The use of botulinum toxin in the fields of neurology and PRM is common. A previous pharmacovigilance study reports that neurological complications related to botulinum toxin are often serious, but with good prognosis. The aim of this study is to provide a more precise description of the clinical context of these complications, with reference to the context of dose or drug change.

Design:

A nationwide pharmacovigilance study of all neurologic adverse drug reactions (ADRs) related to use of botulinum toxins in France in the fields of neurology and PRM between 1994 and 2024.

Results:

In total, 204 people with systemic neurologic complications (ie, distant from the injection site) and 66 with local complications were included.

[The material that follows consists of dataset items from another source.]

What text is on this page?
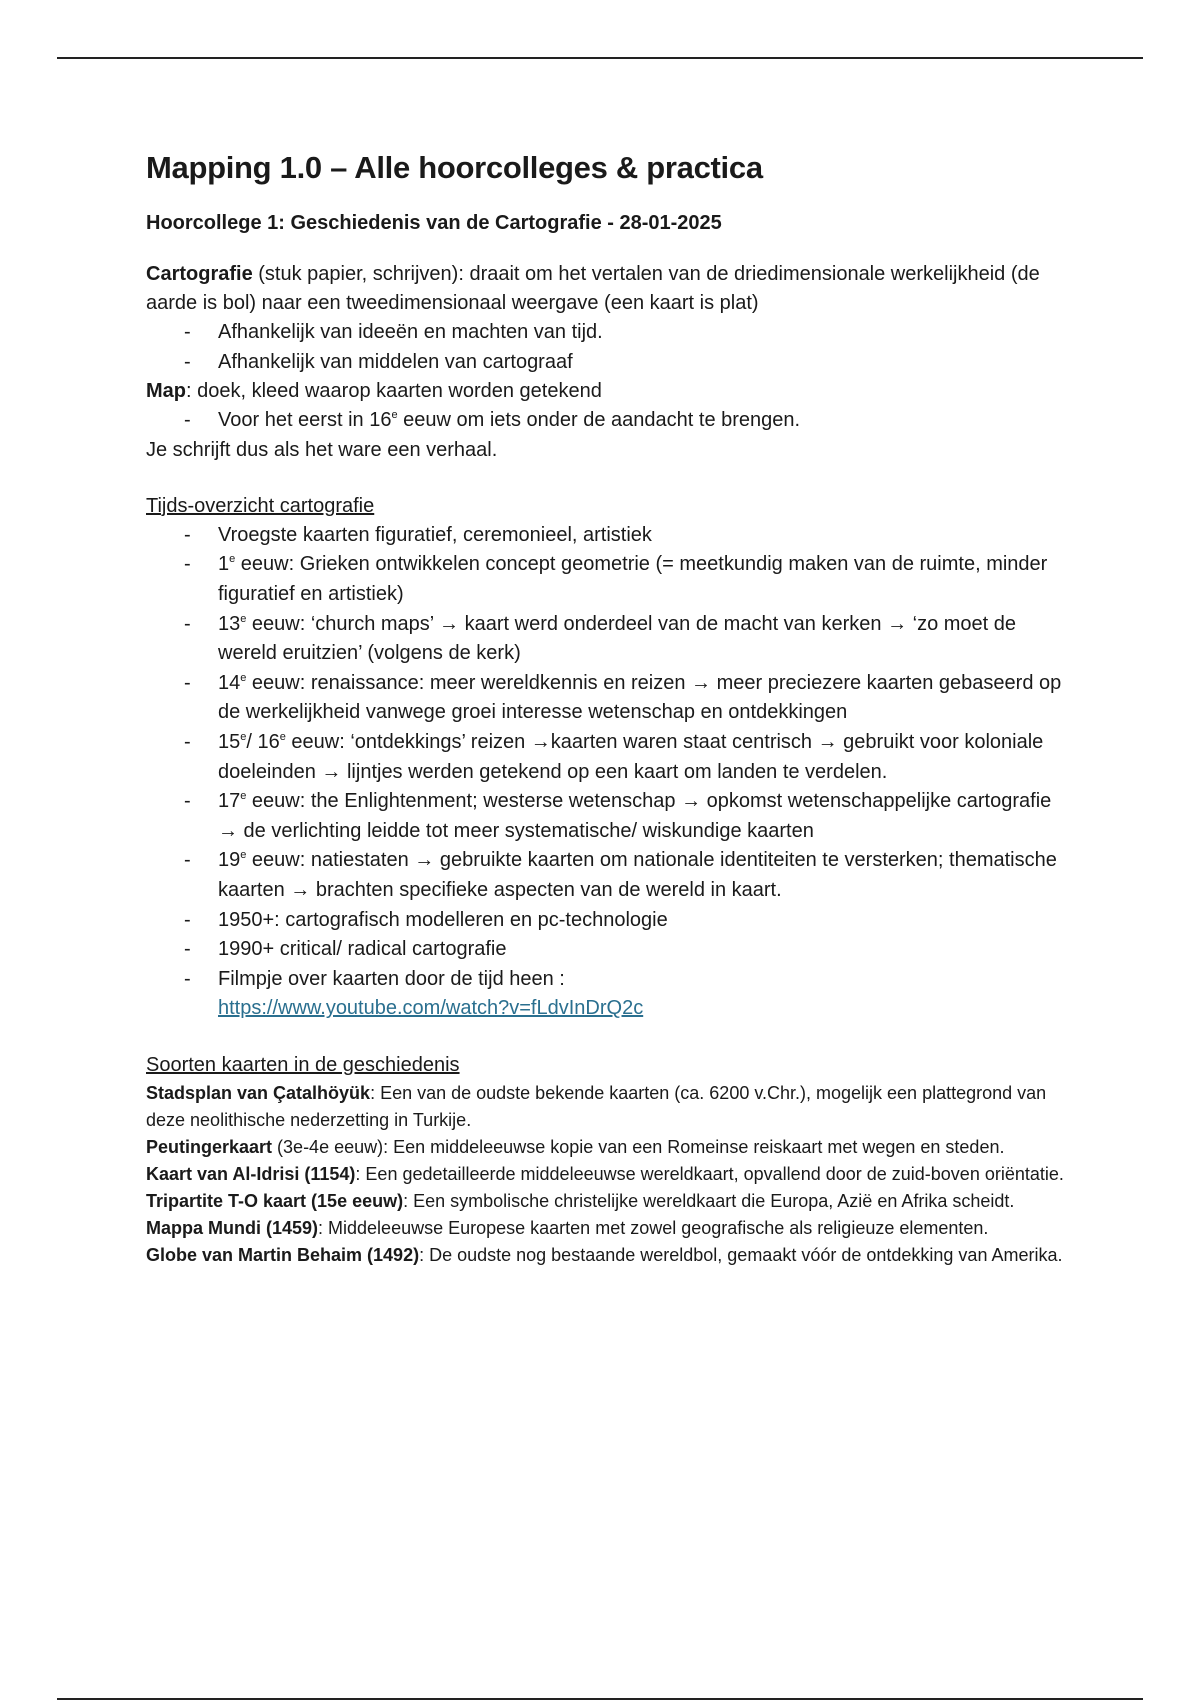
Mapping 1.0 – Alle hoorcolleges & practica
Hoorcollege 1: Geschiedenis van de Cartografie - 28-01-2025
Cartografie (stuk papier, schrijven): draait om het vertalen van de driedimensionale werkelijkheid (de aarde is bol) naar een tweedimensionaal weergave (een kaart is plat)
- Afhankelijk van ideeën en machten van tijd.
- Afhankelijk van middelen van cartograaf
Map: doek, kleed waarop kaarten worden getekend
- Voor het eerst in 16e eeuw om iets onder de aandacht te brengen.
Je schrijft dus als het ware een verhaal.
Tijds-overzicht cartografie
- Vroegste kaarten figuratief, ceremonieel, artistiek
- 1e eeuw: Grieken ontwikkelen concept geometrie (= meetkundig maken van de ruimte, minder figuratief en artistiek)
- 13e eeuw: ‘church maps’ → kaart werd onderdeel van de macht van kerken → ‘zo moet de wereld eruitzien’ (volgens de kerk)
- 14e eeuw: renaissance: meer wereldkennis en reizen → meer preciezere kaarten gebaseerd op de werkelijkheid vanwege groei interesse wetenschap en ontdekkingen
- 15e/ 16e eeuw: ‘ontdekkings’ reizen →kaarten waren staat centrisch → gebruikt voor koloniale doeleinden → lijntjes werden getekend op een kaart om landen te verdelen.
- 17e eeuw: the Enlightenment; westerse wetenschap → opkomst wetenschappelijke cartografie → de verlichting leidde tot meer systematische/ wiskundige kaarten
- 19e eeuw: natiestaten → gebruikte kaarten om nationale identiteiten te versterken; thematische kaarten → brachten specifieke aspecten van de wereld in kaart.
- 1950+: cartografisch modelleren en pc-technologie
- 1990+ critical/ radical cartografie
- Filmpje over kaarten door de tijd heen :
https://www.youtube.com/watch?v=fLdvInDrQ2c
Soorten kaarten in de geschiedenis
Stadsplan van Çatalhöyük: Een van de oudste bekende kaarten (ca. 6200 v.Chr.), mogelijk een plattegrond van deze neolithische nederzetting in Turkije.
Peutingerkaart (3e-4e eeuw): Een middeleeuwse kopie van een Romeinse reiskaart met wegen en steden.
Kaart van Al-Idrisi (1154): Een gedetailleerde middeleeuwse wereldkaart, opvallend door de zuid-boven oriëntatie.
Tripartite T-O kaart (15e eeuw): Een symbolische christelijke wereldkaart die Europa, Azië en Afrika scheidt.
Mappa Mundi (1459): Middeleeuwse Europese kaarten met zowel geografische als religieuze elementen.
Globe van Martin Behaim (1492): De oudste nog bestaande wereldbol, gemaakt vóór de ontdekking van Amerika.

Median (IQR) age was 54 (39;66) years, and 155 (57%) were women. The most frequent cases were systemic complications following injections for spasticity (154/270; 57%) and for detrusor overactivity (25/270; 9%). In 32% of cases, patients treated for spasticity already had a complication during a previous injection; and 31% of cases if the treatment was for detrusor overactivity. Sixty-seven percent of systemic complications after injection for spasticity were associated with a dose change (MD: 52%). In case of no dose change, systemic complications were associated with a drug change in 23% of injections for spasticity (MD: 32%), and in 22% of injections for detrusor overactivity (MD: 18%).

Conclusion:

In this pharmacovigilance study, systemic neurologic complications occurring after a botulinum toxin injection were mostly associated with a dose change.